Monday, June 6, 2022

Hilton Head Island: loss; The Awakening Land; last call; going sailing

During the night of March 23, my friend, David, put his impeccable Bristol 40, ANTARES, on a reef in Venezuelan waters.  She was a total loss.

I know those waters.  There are several groups of tiny islets off Venezuela.  Las Aves;  Los Roques.  Jill and I cruised them in 1985, serenely anchoring behind uninhabited bits of coral and sand with great snorkeling.

David’s experience was very different.  He has written of it eloquently.  I believe that most who read my journal will be interested.

https://sailingantares.me/2022/06/05/loss/

David knows he has my empathy, for what little that is worth.

As I have observed life can change in the passing of a single wave, in a single moment.  His did.  Perhaps life often does.

I wish him resolution of his loss.



I am almost finished with THE TOWN, the final volume of an outstanding trilogy by Conrad Richter, known as The Awakening Land.
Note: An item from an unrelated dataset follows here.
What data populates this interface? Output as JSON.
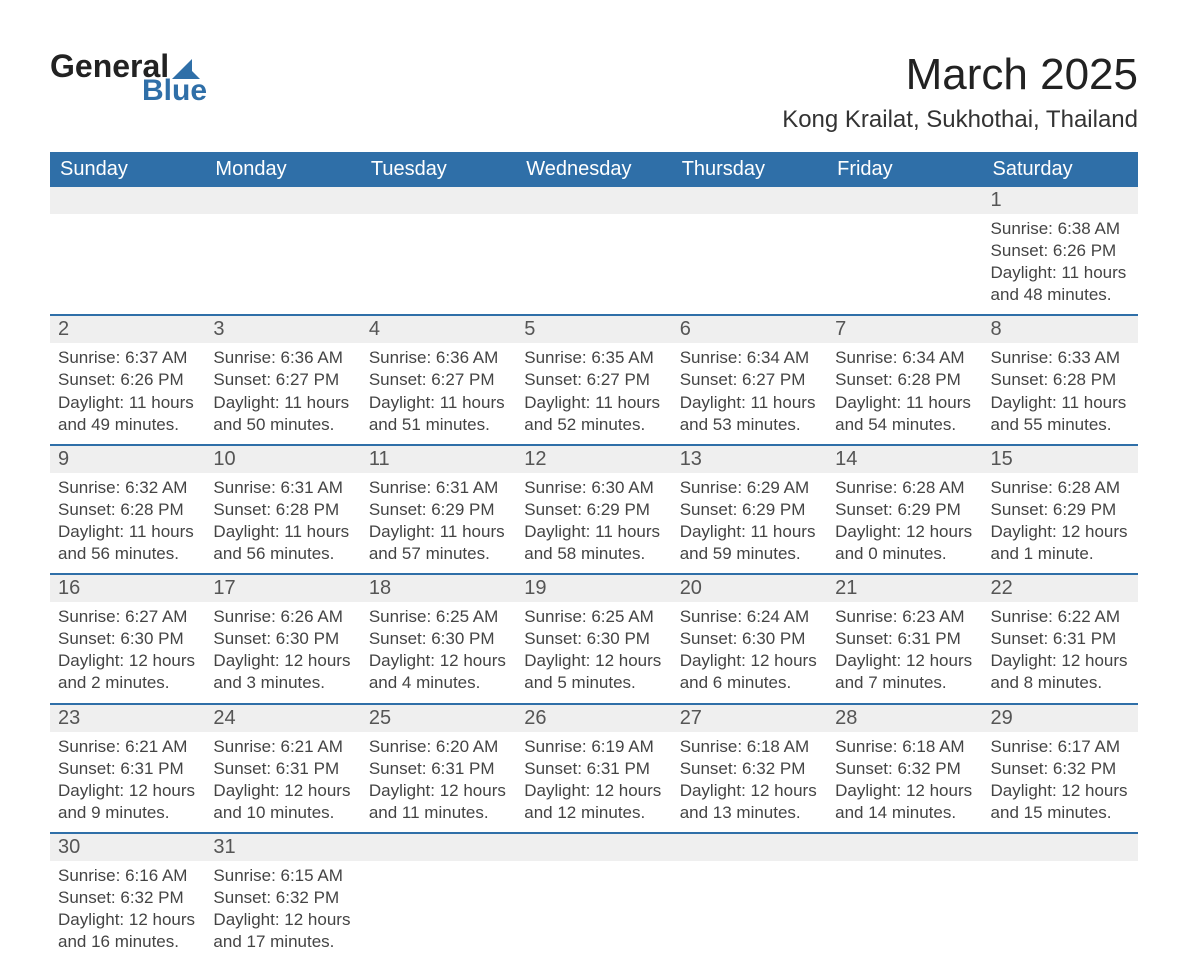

Richter was born in 1890 and died in 1968.  He was a very fine writer.  I have read other books of his and was brought to this trilogy by the publisher offering the first book, THE TREES, on BookBud in the hopes that readers would then buy the next two at full price. With me they were successful.  I bought THE FIELDS and THE TOWN even before finishing the first volume.

All are set in what is now Ohio and begin when a family walks there from Pennsylvania about the time of the American Revolution.  
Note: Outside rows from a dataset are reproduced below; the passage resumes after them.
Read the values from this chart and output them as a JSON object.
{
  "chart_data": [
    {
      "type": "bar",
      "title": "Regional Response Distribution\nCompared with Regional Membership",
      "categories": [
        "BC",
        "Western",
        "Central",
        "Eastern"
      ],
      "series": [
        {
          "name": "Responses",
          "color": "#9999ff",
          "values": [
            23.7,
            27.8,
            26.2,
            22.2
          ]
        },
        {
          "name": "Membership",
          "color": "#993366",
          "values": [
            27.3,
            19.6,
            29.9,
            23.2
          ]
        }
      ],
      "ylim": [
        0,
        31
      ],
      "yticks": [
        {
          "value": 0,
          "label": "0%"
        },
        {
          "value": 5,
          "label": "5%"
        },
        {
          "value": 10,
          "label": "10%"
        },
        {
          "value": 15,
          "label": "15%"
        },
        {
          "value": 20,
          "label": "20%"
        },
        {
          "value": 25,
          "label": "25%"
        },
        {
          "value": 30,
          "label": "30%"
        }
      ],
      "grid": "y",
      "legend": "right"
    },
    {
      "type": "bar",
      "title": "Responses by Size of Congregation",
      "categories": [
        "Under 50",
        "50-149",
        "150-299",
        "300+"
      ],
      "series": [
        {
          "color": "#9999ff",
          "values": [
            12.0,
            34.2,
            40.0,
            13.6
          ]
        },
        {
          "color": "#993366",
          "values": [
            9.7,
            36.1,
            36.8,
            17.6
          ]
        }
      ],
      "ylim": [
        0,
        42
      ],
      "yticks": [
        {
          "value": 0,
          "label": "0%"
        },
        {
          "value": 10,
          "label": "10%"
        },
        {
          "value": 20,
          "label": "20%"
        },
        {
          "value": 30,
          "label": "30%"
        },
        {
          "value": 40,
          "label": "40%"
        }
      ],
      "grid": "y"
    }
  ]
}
As I have written, growing up in a suburb of St. Louis my mind moved west.  I read about the exploration and expansion of the United States that direction, but I never much thought about the settlement of the land to the east, except along the coast.  These books have given me insight and perhaps some understanding of what those early settlers experienced and endured.  And the main character in all the books is a remarkable woman, Sayward, who was a girl when her family first moved into what was to them wilderness, and ages through the novels.  I expect THE TOWN may end with her death, but I am not quite there yet.  

I am trying to be careful with words because I know that the land and forest into which they walked were not uninhabited.  They were populated by people who had been there for hundreds and thousands of years.  With the coming of Europeans, it all changed.  Not in an instant.  But very quickly and completely.  In this case less than the life of one woman.



From my friend, Tim, comes this, which brings a smile.  I thank him.




I expect to go sailing for a few days, leaving Wednesday, to try to get the new outboard to hydrocharge.  I’ll set GANNET on a reach and go offshore for a day or two, then turn around and work my way back.  While I don’t think it will be of much interest to others, I will turn on the YellowBrick so I can view our track when I return.  It will be set to upload a position every three hours if you want to look in.

If I change my plans, I’ll let you know.